Recent knowledge on the pathophysiology of rheumatoid arthritis (RA) and drug effect - mechanisms have allowed the use of new drugs and drug combinations in RA therapy. This study investigates the efficacy of both enzyme therapy and combined therapy with cyclosporin A in rats with adjuvant arthritis.
Rats with adjuvant-Induced arthritis were administered the following drugs:
cyclosporin A (2.5 and 5.0 mg/kg/day orally); a mixture of enzymes containing pure substances (bromelain, trypsin, rutin) in the same ratio present in Phlogenzym^® (PHL, 45 mg/kg, twice daily intrarectally); and a combination of 2.5 mg cyclosporin A plus 90 mg PHL for a period of 40 days from adjuvans application. Healthy controls and adjuvant-arthritic rats were also investigated. Levels of serum albumin, swelling and bone erosions (radiographic score) in the hind paws were measured in rats as variables of inflammation and destructive arthritic changes.
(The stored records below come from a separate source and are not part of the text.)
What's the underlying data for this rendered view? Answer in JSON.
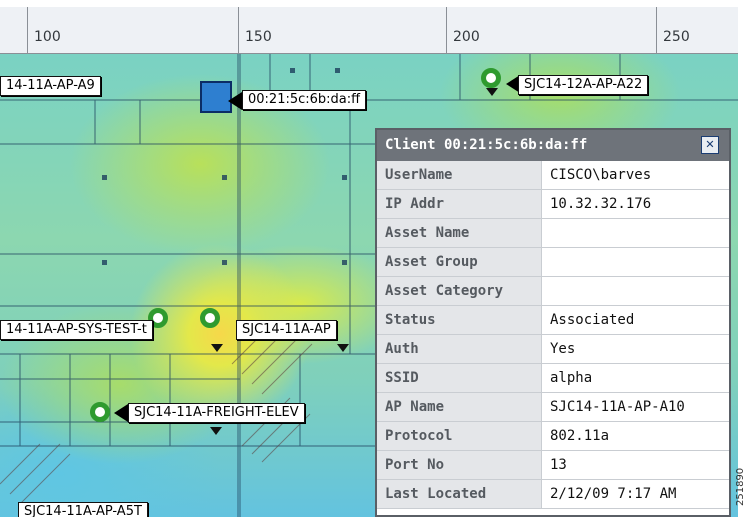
{
  "ruler": {
    "marks": [
      "100",
      "150",
      "200",
      "250"
    ]
  },
  "map": {
    "access_points": {
      "a9": "14-11A-AP-A9",
      "a22": "SJC14-12A-AP-A22",
      "sys_test": "14-11A-AP-SYS-TEST-t",
      "a_trunc": "SJC14-11A-AP",
      "freight": "SJC14-11A-FREIGHT-ELEV",
      "a5t": "SJC14-11A-AP-A5T"
    },
    "client_label": "00:21:5c:6b:da:ff",
    "colors": {
      "ap_ring": "#2f9a2f",
      "client_marker": "#2e7fd0"
    }
  },
  "panel": {
    "title": "Client 00:21:5c:6b:da:ff",
    "rows": [
      {
        "key": "UserName",
        "value": "CISCO\\barves"
      },
      {
        "key": "IP Addr",
        "value": "10.32.32.176"
      },
      {
        "key": "Asset Name",
        "value": ""
      },
      {
        "key": "Asset Group",
        "value": ""
      },
      {
        "key": "Asset Category",
        "value": ""
      },
      {
        "key": "Status",
        "value": "Associated"
      },
      {
        "key": "Auth",
        "value": "Yes"
      },
      {
        "key": "SSID",
        "value": "alpha"
      },
      {
        "key": "AP Name",
        "value": "SJC14-11A-AP-A10"
      },
      {
        "key": "Protocol",
        "value": "802.11a"
      },
      {
        "key": "Port No",
        "value": "13"
      },
      {
        "key": "Last Located",
        "value": "2/12/09 7:17 AM"
      }
    ]
  },
  "figure_id": "251890"
}
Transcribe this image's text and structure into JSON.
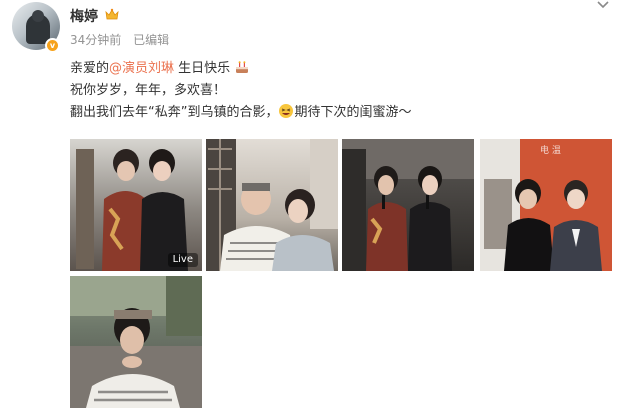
{
  "user": {
    "name": "梅婷",
    "time": "34分钟前",
    "edited": "已编辑",
    "badge_icon": "crown-icon",
    "verified_icon": "verified-v-icon",
    "verified_text": "v",
    "verified_color": "#f7a21b"
  },
  "post": {
    "line1_prefix": "亲爱的",
    "mention": "@演员刘琳",
    "line1_suffix": " 生日快乐",
    "line2": "祝你岁岁，年年，多欢喜！",
    "line3_prefix": "翻出我们去年“私奔”到乌镇的合影，",
    "line3_suffix": "期待下次的闺蜜游～",
    "mention_color": "#eb7350"
  },
  "photos": {
    "count": 5,
    "p1_live": "Live",
    "p4_watermark": "电  温"
  }
}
Treatment with 5 mg of cyclosporin A and the combination therapy with cyclosporin A plus PHL significantly inhibited both inflammation and destructive arthritis-associated changes. However, 2.5 mg of cyclosporin A or PHL alone inhibited these disease markers, although this was to a lesser extent and at a later stage of arthritis development. A statistically significant decrease in the radiographic score was observed in the groups treated with 2.5 mg cyclosporin A, 5 mg cyclosporin A, and the combination therapy of cyclosporin A plus PHL.
In conclusion, our results show the inhibitory effect of enzyme therapy on adjuvant arthritis in rats, as well as the efficacy of a low dose of cyclosporin A given in combination with enzyme therapy, which may be useful in the treatment of rheumatoid arthritis.